Of all households, 35.7% had children under the age of 18 living in them. 41.4% were married-couple households, 18.4% were households with a male householder and no spouse or partner present, and 33.4% were households with a female householder and no spouse or partner present. About 29.0% of all households were made up of individuals, and 12.5% had someone living alone who was 65 years of age or older.

There were 3,112 housing units, of which 4.2% were vacant. The homeowner vacancy rate was 1.2%, and the rental vacancy rate was 4.6%.

===2010 census===
As of the census of 2010, there were 7,591 people in 2,767 households. The population density was 1150.2 PD/sqmi. There were 2,999 housing units at an average density of 454.4 /sqmi. The racial makeup of the town was 59.5% White, 30.1% African American, 0.7% Native American, 0.8% Asian, 6.5% from other races, and 2.3% from two or more races. Hispanic or Latino of any race were 14.7% of the population.

There were 2,767 households, out of which 33.0% had children under the age of 18 living with them. The average household size was 2.74. In the town, the population was spread out, with 26.0% under the age of 18, 7.6% from 18 to 24, 13.8% from 25 to 34, 23.3% from 35 to 49, 18.8% from 50 to 64, and 10.4% who were 65 years of age or older. For every 100 females, there were 97.3 males.

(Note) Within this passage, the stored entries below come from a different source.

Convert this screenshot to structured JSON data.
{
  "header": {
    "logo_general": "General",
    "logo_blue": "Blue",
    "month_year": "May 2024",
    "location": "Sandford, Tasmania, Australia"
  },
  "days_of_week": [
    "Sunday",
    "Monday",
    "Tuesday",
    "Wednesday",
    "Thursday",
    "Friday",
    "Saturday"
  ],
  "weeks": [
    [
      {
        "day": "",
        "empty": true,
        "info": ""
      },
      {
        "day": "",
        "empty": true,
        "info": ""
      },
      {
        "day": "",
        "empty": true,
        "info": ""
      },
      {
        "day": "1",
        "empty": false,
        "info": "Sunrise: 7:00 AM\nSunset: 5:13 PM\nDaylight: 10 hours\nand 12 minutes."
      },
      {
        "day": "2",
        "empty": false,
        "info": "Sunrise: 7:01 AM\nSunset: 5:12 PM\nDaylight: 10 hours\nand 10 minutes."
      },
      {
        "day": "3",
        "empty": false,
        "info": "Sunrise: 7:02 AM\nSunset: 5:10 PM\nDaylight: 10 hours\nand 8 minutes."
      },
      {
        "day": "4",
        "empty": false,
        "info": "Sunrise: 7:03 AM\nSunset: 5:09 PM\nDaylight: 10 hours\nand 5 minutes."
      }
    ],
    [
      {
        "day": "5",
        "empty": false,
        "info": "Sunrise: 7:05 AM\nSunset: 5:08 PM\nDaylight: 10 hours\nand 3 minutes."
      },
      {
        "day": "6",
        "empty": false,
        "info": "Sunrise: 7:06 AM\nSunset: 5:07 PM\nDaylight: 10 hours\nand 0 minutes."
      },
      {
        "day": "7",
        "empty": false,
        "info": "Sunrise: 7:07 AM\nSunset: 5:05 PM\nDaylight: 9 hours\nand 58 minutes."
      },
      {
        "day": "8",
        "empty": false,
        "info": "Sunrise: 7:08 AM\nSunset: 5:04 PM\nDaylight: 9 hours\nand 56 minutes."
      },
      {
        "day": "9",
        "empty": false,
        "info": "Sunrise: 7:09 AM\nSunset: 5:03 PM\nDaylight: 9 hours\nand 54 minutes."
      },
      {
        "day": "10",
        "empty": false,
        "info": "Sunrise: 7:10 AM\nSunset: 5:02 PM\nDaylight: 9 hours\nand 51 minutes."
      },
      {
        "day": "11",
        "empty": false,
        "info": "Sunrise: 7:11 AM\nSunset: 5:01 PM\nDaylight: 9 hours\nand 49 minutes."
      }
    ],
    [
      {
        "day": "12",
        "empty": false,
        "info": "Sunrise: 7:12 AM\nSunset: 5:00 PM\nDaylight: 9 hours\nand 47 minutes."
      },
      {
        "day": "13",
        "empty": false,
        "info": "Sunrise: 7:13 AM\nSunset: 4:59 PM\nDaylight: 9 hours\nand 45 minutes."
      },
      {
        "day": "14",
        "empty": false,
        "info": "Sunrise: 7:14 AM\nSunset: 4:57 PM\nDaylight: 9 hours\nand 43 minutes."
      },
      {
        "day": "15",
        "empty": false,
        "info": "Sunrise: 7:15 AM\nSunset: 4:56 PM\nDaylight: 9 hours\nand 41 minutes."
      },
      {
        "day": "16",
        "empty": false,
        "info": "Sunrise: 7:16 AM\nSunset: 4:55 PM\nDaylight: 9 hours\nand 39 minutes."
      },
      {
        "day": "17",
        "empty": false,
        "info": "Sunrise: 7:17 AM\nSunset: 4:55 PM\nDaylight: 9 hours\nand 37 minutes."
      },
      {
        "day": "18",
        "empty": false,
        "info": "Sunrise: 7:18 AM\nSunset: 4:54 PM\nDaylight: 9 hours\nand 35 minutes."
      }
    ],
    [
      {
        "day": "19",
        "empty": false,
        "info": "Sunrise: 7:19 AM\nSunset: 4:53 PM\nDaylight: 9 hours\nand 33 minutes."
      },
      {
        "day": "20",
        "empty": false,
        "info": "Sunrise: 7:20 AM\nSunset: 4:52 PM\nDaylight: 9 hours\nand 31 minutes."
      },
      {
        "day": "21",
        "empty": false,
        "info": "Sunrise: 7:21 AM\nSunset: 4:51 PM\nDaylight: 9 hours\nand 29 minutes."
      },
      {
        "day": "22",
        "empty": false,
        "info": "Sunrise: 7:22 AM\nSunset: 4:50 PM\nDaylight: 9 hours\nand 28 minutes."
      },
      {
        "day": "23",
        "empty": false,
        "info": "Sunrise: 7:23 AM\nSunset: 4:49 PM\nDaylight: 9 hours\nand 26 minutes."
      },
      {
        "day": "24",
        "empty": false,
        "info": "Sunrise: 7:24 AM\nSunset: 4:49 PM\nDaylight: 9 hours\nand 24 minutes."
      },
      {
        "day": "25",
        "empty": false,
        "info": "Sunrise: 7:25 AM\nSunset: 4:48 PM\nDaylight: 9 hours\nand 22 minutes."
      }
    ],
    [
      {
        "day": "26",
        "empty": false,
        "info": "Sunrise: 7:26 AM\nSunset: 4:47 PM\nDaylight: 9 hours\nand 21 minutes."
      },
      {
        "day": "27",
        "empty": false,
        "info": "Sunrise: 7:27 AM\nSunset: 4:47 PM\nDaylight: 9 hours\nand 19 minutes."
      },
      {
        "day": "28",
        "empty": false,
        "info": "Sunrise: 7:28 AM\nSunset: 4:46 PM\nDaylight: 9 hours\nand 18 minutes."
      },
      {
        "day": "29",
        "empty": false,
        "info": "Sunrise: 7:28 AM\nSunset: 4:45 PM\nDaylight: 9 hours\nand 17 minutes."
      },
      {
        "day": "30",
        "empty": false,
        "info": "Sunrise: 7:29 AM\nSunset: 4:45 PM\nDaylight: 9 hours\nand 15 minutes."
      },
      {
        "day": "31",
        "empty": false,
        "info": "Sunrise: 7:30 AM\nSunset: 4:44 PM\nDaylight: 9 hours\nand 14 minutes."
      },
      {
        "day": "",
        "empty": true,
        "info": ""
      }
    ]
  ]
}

The median income for a household in the town was $45,437, and the mean income for a household was $51,466. The median and mean incomes for families were $53,186 and $55,847, respectively. The per capita income for the town was $17,654. About 4.1% of families and 13.5% of the population were below the poverty line, including 9.2% of those under age 18 and 12.8% of those age 65 or over.
==Infrastructure==
The area surrounding Butner includes:
- Camp Butner Training Center (Run by the North Carolina National Guard, consisting of roughly 5,000 acres)
- Federal Correctional Complex, Butner (4 units and one medical center, consisting of Camp Butner for males only, FCI Butner Low, FCI Butner Medium I, FCI Butner Medium II, and Federal Medical Center)
- Granville Correctional Institution, a facility of the North Carolina Department of Correction
- C.A. Dillon Youth Development Center, a juvenile facility of the North Carolina Department of Public Safety (formerly the North Carolina Department of Juvenile Justice and Delinquency Prevention)
- Several facilities of the North Carolina Department of Health and Human Services (Murdoch Developmental Center, Whitaker School, and Central Regional Hospital replacing John Umstead Hospital in Butner as well as Dorothea Dix Hospital in Raleigh).